In August 2018 Google sent a mail to all developers using the Google Tasks API in their Apps.
Google announced to restrict Tasks to only 2 levels starting in August 2019.
Google already restricted the number of levels in their Android Tasks App and in Gmail. They will add the restriction to the interface to Tasks, which other Apps can use.
This will affect Outliner's Google Tasks synchronization. Local Outlines or Outlines synced via Dropbox can use multiple levels also in future. However, in an upcoming update in spring 2019, Outliner will ask you (only for Google Tasks synced Outlines) if you want to flatten your Google Tasks Outline or if you want to make it a local Outline and keep multiple levels.

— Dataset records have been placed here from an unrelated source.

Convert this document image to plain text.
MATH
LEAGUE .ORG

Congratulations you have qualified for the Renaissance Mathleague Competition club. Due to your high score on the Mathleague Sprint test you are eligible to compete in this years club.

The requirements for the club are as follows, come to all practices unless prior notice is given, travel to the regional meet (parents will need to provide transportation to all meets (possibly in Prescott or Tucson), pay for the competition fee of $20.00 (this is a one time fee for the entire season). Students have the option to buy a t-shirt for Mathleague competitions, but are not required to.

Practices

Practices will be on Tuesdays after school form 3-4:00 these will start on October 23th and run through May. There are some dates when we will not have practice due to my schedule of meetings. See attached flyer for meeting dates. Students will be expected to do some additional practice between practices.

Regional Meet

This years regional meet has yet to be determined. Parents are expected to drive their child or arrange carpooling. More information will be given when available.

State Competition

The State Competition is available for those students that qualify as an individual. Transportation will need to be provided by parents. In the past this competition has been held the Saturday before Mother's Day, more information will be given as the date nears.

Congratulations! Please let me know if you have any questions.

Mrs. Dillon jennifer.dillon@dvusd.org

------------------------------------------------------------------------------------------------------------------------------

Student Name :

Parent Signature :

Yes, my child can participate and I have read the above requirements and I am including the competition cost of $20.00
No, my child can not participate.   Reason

If you are fine with only two levels, Outliner's Google Tasks synchronization will also work in future. If you need more levels, you should change to Dropbox synchronization.

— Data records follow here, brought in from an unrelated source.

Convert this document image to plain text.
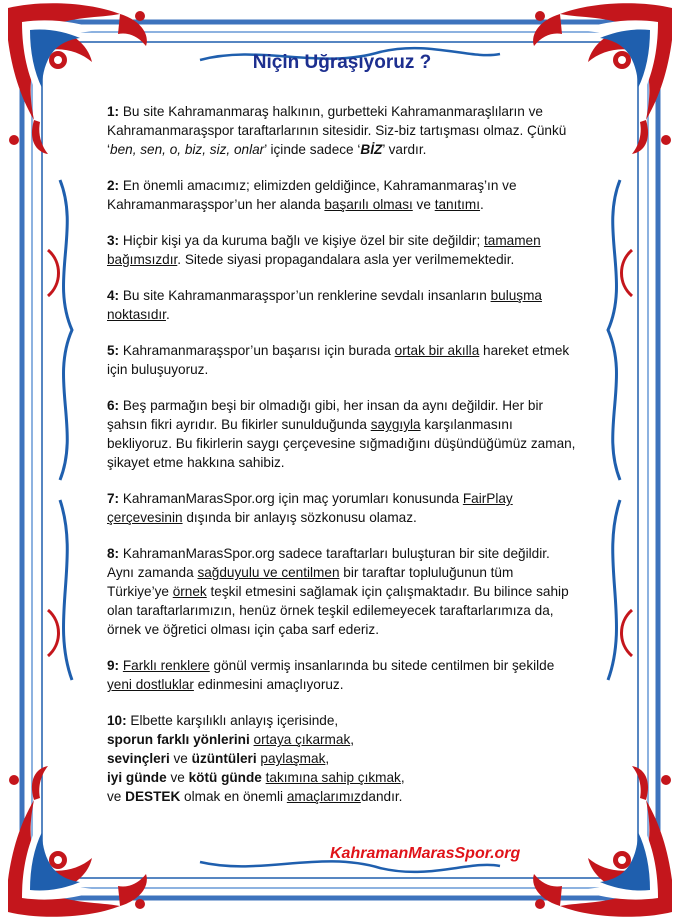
Niçin Uğraşıyoruz ?
1: Bu site Kahramanmaraş halkının, gurbetteki Kahramanmaraşlıların ve Kahramanmaraşspor taraftarlarının sitesidir. Siz-biz tartışması olmaz. Çünkü ‘ben, sen, o, biz, siz, onlar’ içinde sadece ‘BİZ’ vardır.
2: En önemli amacımız; elimizden geldiğince, Kahramanmaraş’ın ve Kahramanmaraşspor’un her alanda başarılı olması ve tanıtımı.
3: Hiçbir kişi ya da kuruma bağlı ve kişiye özel bir site değildir; tamamen bağımsızdır. Sitede siyasi propagandalara asla yer verilmemektedir.
4: Bu site Kahramanmaraşspor’un renklerine sevdalı insanların buluşma noktasıdır.
5: Kahramanmaraşspor’un başarısı için burada ortak bir akılla hareket etmek için buluşuyoruz.
6: Beş parmağın beşi bir olmadığı gibi, her insan da aynı değildir. Her bir şahsın fikri ayrıdır. Bu fikirler sunulduğunda saygıyla karşılanmasını bekliyoruz. Bu fikirlerin saygı çerçevesine sığmadığını düşündüğümüz zaman, şikayet etme hakkına sahibiz.
7: KahramanMarasSpor.org için maç yorumları konusunda FairPlay çerçevesinin dışında bir anlayış sözkonusu olamaz.
8: KahramanMarasSpor.org sadece taraftarları buluşturan bir site değildir. Aynı zamanda sağduyulu ve centilmen bir taraftar topluluğunun tüm Türkiye’ye örnek teşkil etmesini sağlamak için çalışmaktadır. Bu bilince sahip olan taraftarlarımızın, henüz örnek teşkil edilemeyecek taraftarlarımıza da, örnek ve öğretici olması için çaba sarf ederiz.
9: Farklı renklere gönül vermiş insanlarında bu sitede centilmen bir şekilde yeni dostluklar edinmesini amaçlıyoruz.
10: Elbette karşılıklı anlayış içerisinde,
sporun farklı yönlerini ortaya çıkarmak,
sevinçleri ve üzüntüleri paylaşmak,
iyi günde ve kötü günde takımına sahip çıkmak,
ve DESTEK olmak en önemli amaçlarımızdandır.
KahramanMarasSpor.org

I know, that's bad news - so, is there anything we can do?
There already is an issue posted in Google's Bug Tracking system. If you think that Google should keep multilevel support, you should post a comment where you tell Google why you think that they should keep supporting multilevel tasks also in future.
Go to the issue tracker, log in with your Google account, vote for the topic by clicking the little star left of the topic name and add a comment:
This is Google's original mail:
With the recent update to Google Tasks, we limited the number of nested tasks a user could create to one level i.e. a sub-task. Sub-tasks are supported, but any nested tasks beyond these (e.g. sub-sub-tasks and so on) are no longer available in the product.
Starting August 30, 2019, we will introduce the same structure in the Tasks API. This means that, as of that date, tasks that are nested beyond more than one level will no longer be supported. For example, if a user has double nested tasks (sub-sub tasks), the revised method of the Tasks API will convert it to a sub-task and return it as such. Please check and update your applications accordingly if they include multiple levels of subtasks.